Since the invention of linear perspective in the Italian Renaissance, the Western way of representing space — especially in photography — has triumphed worldwide. Westerners have, moreover, tended to regard earlier pictorial cultures that did not discover perspective as deficient. This assumption is unwarranted, as amply demonstrated by the Chinese 'perspective wars' of the eighteenth century.

The wall painting in Emperor Qianlong's retirement palace follows Western geometric prescriptions. Credit: WORLD MONUMENTS FUND

The battles were fought between Chinese artists and Jesuit missionaries, who also brought Western astronomy to the Qing court. Chinese astronomers had long had a command of sophisticated geometrical and instrumental techniques. However, the astronomical methods of the Jesuits, especially those of the Flemish mathematician Ferdinand Verbiest, found favour with successive emperors because their predictions tended to be more accurate (see Nature 454, 405; 2008). Much the same happened with the perspectival techniques in which the Jesuits specialized, although these were contested by Chinese artists at the time because they ran contrary to the freer modes of spatial representation in Chinese art.

The key Jesuit participant in the artistic battles was Giuseppe Castiglione (1688–1766). He trained as a painter in Milan, was ordained in 1709 and was dispatched to China as a missionary in 1715. Settling in Beijing, he won favour with the emperor Qianlong, and forged a successful career as a painter and architect. He teamed up with the Chinese scholar Nian Xiyao to write a book on the optical perspective of painting in the Western manner, the Shixue (Visual Learning), published in 1729 with an expanded edition in 1735. Their methods were based on the magnificent Perspectiva pictorum et architectorum of 1693 by the Roman painter and designer Andrea Pozzo, but the treatise is far from a work of slavish derivation and includes original geometrical demonstrations.

There was resistance to this Westernized court trickery.

Chinese geometers of the time possessed techniques that were sufficient to master perspectival projection once they saw a reason for doing so. For his part, Castiglione (whose Chinese name was Lang Shining) strove with considerable success to absorb the special methods of indigenous painting. He achieved a blend of Chinese and Western styles that largely avoided looking like an uneasy hybrid.

When emperor Qianlong (who reigned from 1736 to 1795) began in 1771 to prepare for life after his intended abdication, he planned a Palace of Tranquillity and Longevity for his personal delectation. It occupied a modest hectare within the 70 or so hectares covered by the Royal Palace. Qianlong, who was also a prolific poet, was never to retreat wholly to the new palace after his abdication in 1796, preferring to keep a close eye on his successor. However, no effort was spared on the planned enclave.

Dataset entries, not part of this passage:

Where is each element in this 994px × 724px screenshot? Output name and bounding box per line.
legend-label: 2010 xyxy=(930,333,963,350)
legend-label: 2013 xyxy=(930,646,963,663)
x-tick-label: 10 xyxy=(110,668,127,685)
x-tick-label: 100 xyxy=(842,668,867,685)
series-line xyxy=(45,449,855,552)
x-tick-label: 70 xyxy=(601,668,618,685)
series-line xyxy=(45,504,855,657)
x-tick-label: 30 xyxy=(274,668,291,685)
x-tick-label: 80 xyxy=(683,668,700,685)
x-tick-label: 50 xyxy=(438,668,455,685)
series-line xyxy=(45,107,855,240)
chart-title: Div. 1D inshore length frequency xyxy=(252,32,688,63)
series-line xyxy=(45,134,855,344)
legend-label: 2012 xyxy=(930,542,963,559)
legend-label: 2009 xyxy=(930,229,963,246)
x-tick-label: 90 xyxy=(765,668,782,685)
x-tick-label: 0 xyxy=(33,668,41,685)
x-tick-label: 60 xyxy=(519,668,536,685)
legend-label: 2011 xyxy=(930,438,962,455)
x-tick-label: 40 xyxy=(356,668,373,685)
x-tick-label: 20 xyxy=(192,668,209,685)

Among its delights is a compact theatre in the Studio of Exhaustion from Diligent Service, designed for the performance of chaqu, a form of opera, which Qianlong could watch privately from his secluded throne. The decoration of the theatre, newly restored, is the most effective and charming example of Castiglione's techniques of illusionistic perspective, although apparently carried out by disciples after his death in 1766.

Entering from the side through a circular aperture in a bamboo screen, the emperor was presented with an inviting view of garden pavilions through a matching screen painted with intricate skill (pictured). Trees, flowers and birds inhabit the painted grounds in which the pavilions are set, while overhead is a delightful bower of fictive bamboo and hanging grapes. The perspectival view on the wall was not, however, a setting for the performance, which occurred in a low pavilion to its left. The illusion is pure entertainment.

The carefully planned illusion, which works perfectly from a specific viewpoint within the room, is in theory vulnerable if viewed from less favourable positions. But the interruptions created by the screen, which break the perspective into a series of relatively discrete motifs, help to minimize the potential problems. Castiglione had taught the theory and practice of perspective very well.

Yet there was resistance to this kind of Westernized court trickery among Chinese connoisseurs. Zou Yigui (1686–1772), a noted painter of flowers and birds, was particularly severe in his criticism. He acknowledged that “the Westerners are skilled in geometry”, and explained how “when they paint a scene, the perspective is represented from broad to narrow, calculated mathematically. Their mural paintings depicting palaces look so real that one is almost tempted to walk into them.” But he saw the foreign style as “completely deficient in the mastery of the brush. All we see with such art is nothing but craftsmanship, and [it] cannot therefore be classified along with paintings of quality.”

The basis for such condemnation lay in the long Chinese tradition of hard-won skill in the supreme art of calligraphy and in landscape painting in ink. The Chinese artist's hands and eyes aspire to a refined freedom in conveying what is spiritually contemplated rather than what is mechanically seen. Calligraphers and painters practised arts that were philosophical and poetic rather than dominated by the calculated mechanics of Western naturalism. Even in present-day China, the dust of these ancient battles has still not settled.